O arcebispo de Maceió, dom Carlos Alberto Breis Pereira (dom Beto), publicou um decreto institucional que estabelece uma série de restrições e orientações para a participação de fiéis católicos e membros do clero nas eleições de 2026.
A medida determina o afastamento temporário de funções de liderança paroquial de todos os leigos que forem candidatos, dirigentes partidários ou que atuem diretamente como cabos eleitorais no pleito deste ano.

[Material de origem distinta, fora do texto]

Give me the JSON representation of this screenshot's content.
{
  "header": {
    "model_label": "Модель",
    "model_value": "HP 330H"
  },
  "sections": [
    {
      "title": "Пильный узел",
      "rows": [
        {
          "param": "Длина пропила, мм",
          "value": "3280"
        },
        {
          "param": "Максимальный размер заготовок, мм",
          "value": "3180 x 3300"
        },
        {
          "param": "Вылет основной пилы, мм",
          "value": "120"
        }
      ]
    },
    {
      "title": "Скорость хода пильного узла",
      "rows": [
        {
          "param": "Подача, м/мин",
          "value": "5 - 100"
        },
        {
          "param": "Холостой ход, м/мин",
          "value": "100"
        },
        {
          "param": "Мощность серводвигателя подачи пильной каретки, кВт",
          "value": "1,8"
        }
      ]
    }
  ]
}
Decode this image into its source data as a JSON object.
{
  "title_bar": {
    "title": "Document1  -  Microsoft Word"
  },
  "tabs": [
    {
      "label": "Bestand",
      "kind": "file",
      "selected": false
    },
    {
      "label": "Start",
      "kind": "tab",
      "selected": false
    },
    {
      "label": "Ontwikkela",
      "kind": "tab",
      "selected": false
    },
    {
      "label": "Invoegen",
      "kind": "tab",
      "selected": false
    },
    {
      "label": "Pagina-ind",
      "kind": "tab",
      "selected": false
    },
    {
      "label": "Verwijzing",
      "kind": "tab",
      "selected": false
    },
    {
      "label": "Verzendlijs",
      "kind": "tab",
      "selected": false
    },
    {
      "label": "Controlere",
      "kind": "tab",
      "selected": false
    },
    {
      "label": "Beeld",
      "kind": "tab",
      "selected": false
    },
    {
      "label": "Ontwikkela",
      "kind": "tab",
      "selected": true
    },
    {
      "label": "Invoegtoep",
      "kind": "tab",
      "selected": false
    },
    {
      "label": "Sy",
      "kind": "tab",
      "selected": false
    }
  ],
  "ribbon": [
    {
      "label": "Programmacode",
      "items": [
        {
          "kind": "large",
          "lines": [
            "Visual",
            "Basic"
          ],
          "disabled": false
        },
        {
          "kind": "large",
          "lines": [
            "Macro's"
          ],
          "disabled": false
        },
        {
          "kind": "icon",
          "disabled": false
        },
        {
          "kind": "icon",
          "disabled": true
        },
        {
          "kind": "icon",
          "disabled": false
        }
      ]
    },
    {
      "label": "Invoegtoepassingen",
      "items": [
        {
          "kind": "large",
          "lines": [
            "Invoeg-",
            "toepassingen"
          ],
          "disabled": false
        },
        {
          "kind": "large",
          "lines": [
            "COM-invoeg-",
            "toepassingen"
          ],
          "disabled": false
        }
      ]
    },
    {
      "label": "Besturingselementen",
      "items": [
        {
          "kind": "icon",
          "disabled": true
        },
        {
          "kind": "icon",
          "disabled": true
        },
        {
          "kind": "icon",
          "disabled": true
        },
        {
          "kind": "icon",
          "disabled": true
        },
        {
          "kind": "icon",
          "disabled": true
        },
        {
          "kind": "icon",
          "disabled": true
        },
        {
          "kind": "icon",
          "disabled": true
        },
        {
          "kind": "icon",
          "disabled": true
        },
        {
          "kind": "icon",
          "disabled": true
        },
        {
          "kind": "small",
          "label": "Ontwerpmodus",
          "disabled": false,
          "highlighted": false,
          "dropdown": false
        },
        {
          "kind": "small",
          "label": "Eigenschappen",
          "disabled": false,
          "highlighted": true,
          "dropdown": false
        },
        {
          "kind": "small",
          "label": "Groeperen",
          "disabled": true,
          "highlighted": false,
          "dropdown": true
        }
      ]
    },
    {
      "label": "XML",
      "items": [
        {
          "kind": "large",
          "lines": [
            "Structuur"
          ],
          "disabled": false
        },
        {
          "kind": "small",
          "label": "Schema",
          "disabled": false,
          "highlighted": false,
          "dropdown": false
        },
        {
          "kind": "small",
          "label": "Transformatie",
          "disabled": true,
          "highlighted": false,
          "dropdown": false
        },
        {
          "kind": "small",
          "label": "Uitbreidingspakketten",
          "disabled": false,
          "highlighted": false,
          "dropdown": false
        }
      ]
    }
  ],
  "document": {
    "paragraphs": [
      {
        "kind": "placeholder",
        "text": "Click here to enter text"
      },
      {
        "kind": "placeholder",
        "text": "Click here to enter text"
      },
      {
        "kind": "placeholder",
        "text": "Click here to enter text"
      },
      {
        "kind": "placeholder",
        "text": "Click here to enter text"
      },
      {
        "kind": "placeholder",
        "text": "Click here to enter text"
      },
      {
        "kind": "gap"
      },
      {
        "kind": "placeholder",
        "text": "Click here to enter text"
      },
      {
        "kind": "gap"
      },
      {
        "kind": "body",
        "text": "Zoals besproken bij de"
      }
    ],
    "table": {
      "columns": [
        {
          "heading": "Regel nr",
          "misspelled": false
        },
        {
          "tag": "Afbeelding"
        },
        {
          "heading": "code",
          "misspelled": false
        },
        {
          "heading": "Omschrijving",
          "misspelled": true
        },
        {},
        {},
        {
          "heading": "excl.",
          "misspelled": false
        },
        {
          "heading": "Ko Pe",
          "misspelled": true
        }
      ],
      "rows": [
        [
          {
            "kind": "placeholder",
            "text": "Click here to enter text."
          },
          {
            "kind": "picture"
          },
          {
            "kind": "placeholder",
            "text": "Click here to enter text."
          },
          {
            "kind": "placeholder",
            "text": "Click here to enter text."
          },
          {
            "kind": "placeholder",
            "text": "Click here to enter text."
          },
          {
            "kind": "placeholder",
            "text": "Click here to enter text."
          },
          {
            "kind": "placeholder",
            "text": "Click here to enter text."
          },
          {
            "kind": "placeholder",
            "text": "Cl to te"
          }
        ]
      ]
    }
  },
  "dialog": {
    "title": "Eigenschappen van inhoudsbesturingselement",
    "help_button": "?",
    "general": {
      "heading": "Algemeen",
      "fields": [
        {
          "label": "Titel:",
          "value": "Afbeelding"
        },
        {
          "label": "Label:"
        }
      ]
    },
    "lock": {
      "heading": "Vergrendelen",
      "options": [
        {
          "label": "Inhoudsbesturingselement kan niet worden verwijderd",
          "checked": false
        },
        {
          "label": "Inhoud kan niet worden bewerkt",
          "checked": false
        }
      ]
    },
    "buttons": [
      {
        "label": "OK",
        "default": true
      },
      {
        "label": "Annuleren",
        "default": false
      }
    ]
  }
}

O afastamento deve ser efetivado com antecedência mínima de 90 dias em relação ao primeiro turno das eleições, marcado para 4 de outubro.

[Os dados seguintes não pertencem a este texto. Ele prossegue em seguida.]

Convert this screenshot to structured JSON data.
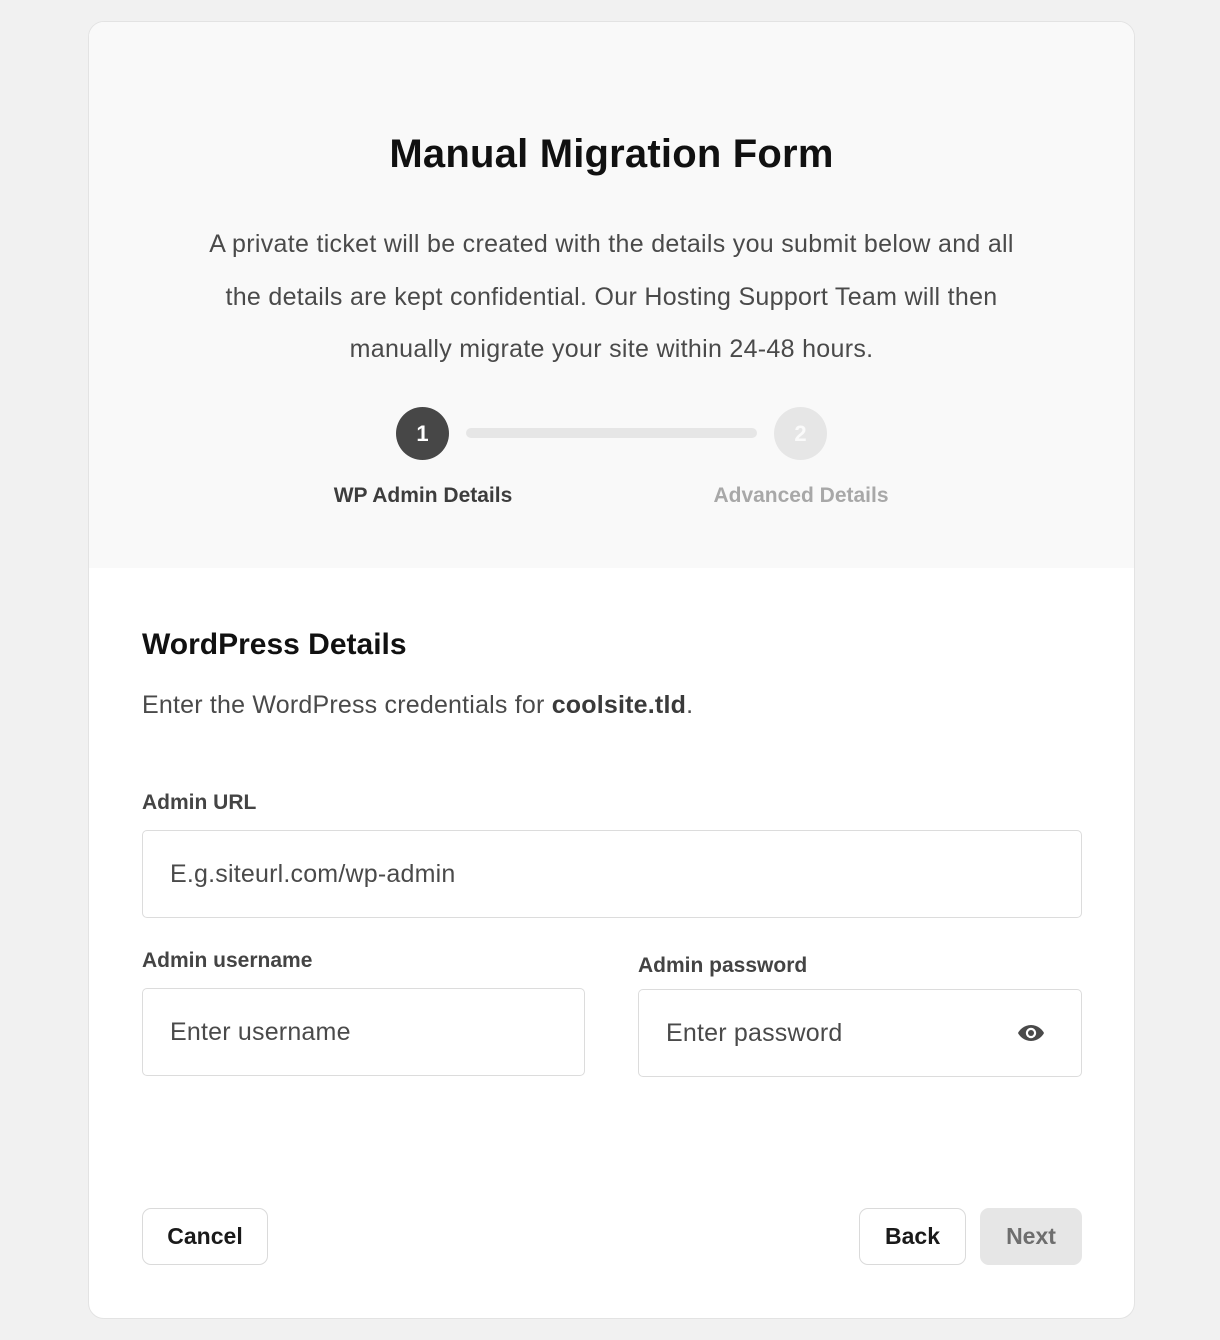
{
  "form": {
    "title": "Manual Migration Form",
    "description": "A private ticket will be created with the details you submit below and all the details are kept confidential. Our Hosting Support Team will then manually migrate your site within 24-48 hours."
  },
  "stepper": {
    "steps": [
      {
        "number": "1",
        "label": "WP Admin Details",
        "state": "active"
      },
      {
        "number": "2",
        "label": "Advanced Details",
        "state": "inactive"
      }
    ]
  },
  "section": {
    "title": "WordPress Details",
    "desc_prefix": "Enter the WordPress credentials for ",
    "site": "coolsite.tld",
    "desc_suffix": "."
  },
  "fields": {
    "admin_url": {
      "label": "Admin URL",
      "placeholder": "E.g.siteurl.com/wp-admin"
    },
    "username": {
      "label": "Admin username",
      "placeholder": "Enter username"
    },
    "password": {
      "label": "Admin password",
      "placeholder": "Enter password",
      "icon": "eye-icon"
    }
  },
  "buttons": {
    "cancel": "Cancel",
    "back": "Back",
    "next": "Next"
  },
  "colors": {
    "page_bg": "#f1f1f1",
    "header_bg": "#f9f9f9",
    "active_step": "#474747",
    "inactive_step": "#e6e6e6",
    "disabled_button": "#e6e6e6"
  }
}
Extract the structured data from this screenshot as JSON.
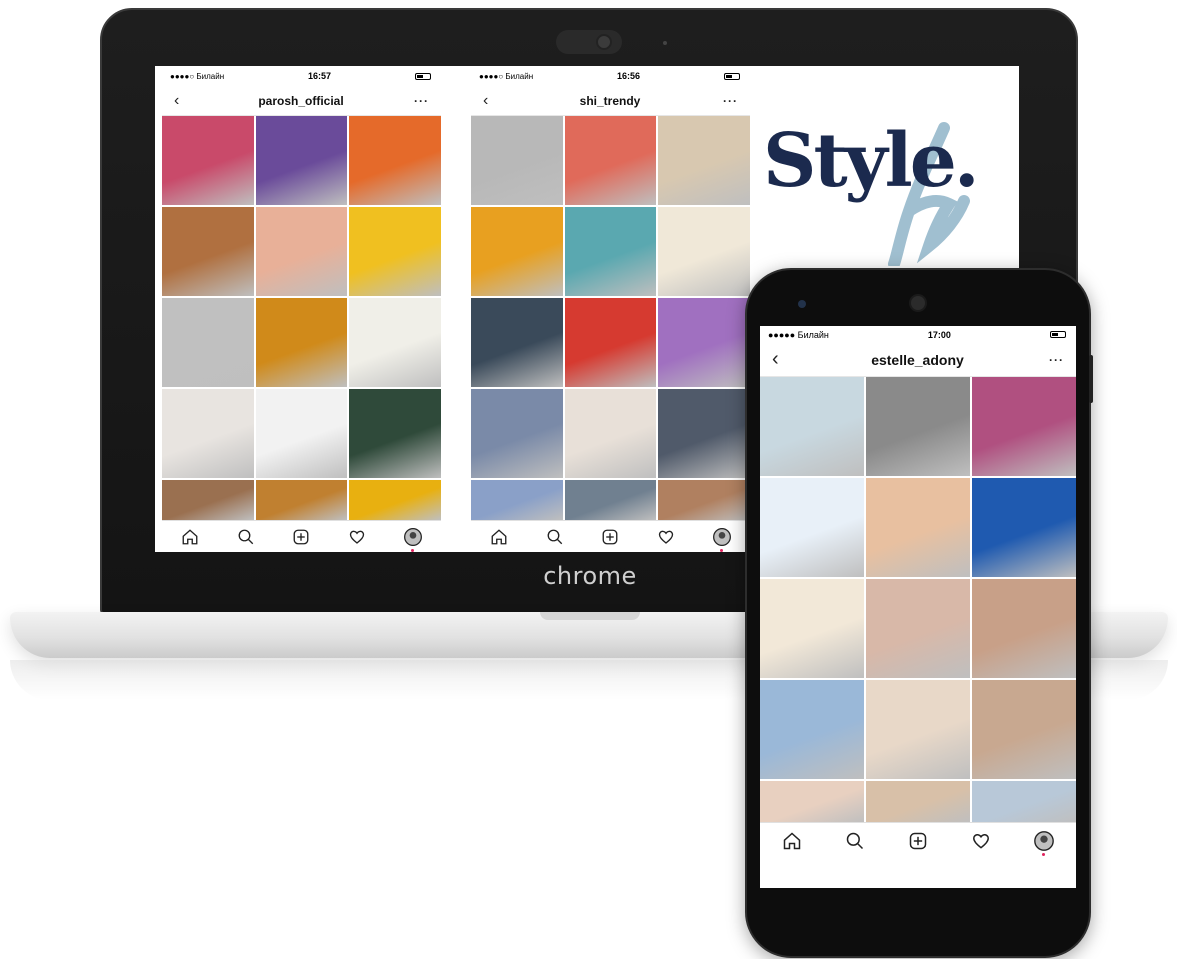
{
  "laptop": {
    "brand_label": "chrome"
  },
  "panels": {
    "left": {
      "carrier": "●●●●○ Билайн",
      "time": "16:57",
      "username": "parosh_official",
      "tiles": [
        "#c94a6a",
        "#6a4b9a",
        "#e56a2a",
        "#b07040",
        "#e8b098",
        "#f0c020",
        "#c0c0c0",
        "#d08a1a",
        "#f0efe8",
        "#e8e4e0",
        "#f2f2f2",
        "#2f4a3a",
        "#9a7050",
        "#c08030",
        "#e8b010"
      ]
    },
    "right": {
      "carrier": "●●●●○ Билайн",
      "time": "16:56",
      "username": "shi_trendy",
      "tiles": [
        "#b8b8b8",
        "#e06a5a",
        "#d8c8b0",
        "#e8a020",
        "#5aa8b0",
        "#f0e8d8",
        "#3a4a5a",
        "#d63a30",
        "#a070c0",
        "#7a8aa8",
        "#e8e0d8",
        "#505a6a",
        "#8aa0c8",
        "#708090",
        "#b08060"
      ]
    },
    "phone": {
      "carrier": "●●●●● Билайн",
      "time": "17:00",
      "username": "estelle_adony",
      "tiles": [
        "#c8d8e0",
        "#8a8a8a",
        "#b05080",
        "#e8f0f8",
        "#e8c0a0",
        "#1f5ab0",
        "#f2e8d8",
        "#d8b8a8",
        "#c8a088",
        "#9ab8d8",
        "#e8d8c8",
        "#c8a890",
        "#e8d0c0",
        "#d8c0a8",
        "#b8c8d8"
      ]
    }
  },
  "logo": {
    "word": "Style."
  },
  "colors": {
    "logo_navy": "#1b2a4e",
    "logo_script": "#8fb4c8",
    "notification": "#e0245e"
  },
  "icons": [
    "home-icon",
    "search-icon",
    "add-icon",
    "heart-icon",
    "profile-icon",
    "back-icon",
    "more-icon"
  ]
}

A suspensão temporária abrange cargos como coordenadores de pastoral, membros de conselhos paroquiais, catequistas, ministros extraordinários da Sagrada Comunhão, leitores, cantores litúrgicos e acólitos.
O decreto emitido pelo arcebispo veda de forma expressa a utilização de igrejas, capelas e demais espaços eclesiais pertencentes à Arquidiocese de Maceió para a realização de reuniões político-partidárias, comícios, atos de campanha ou qualquer manifestação de apoio ou oposição a candidaturas.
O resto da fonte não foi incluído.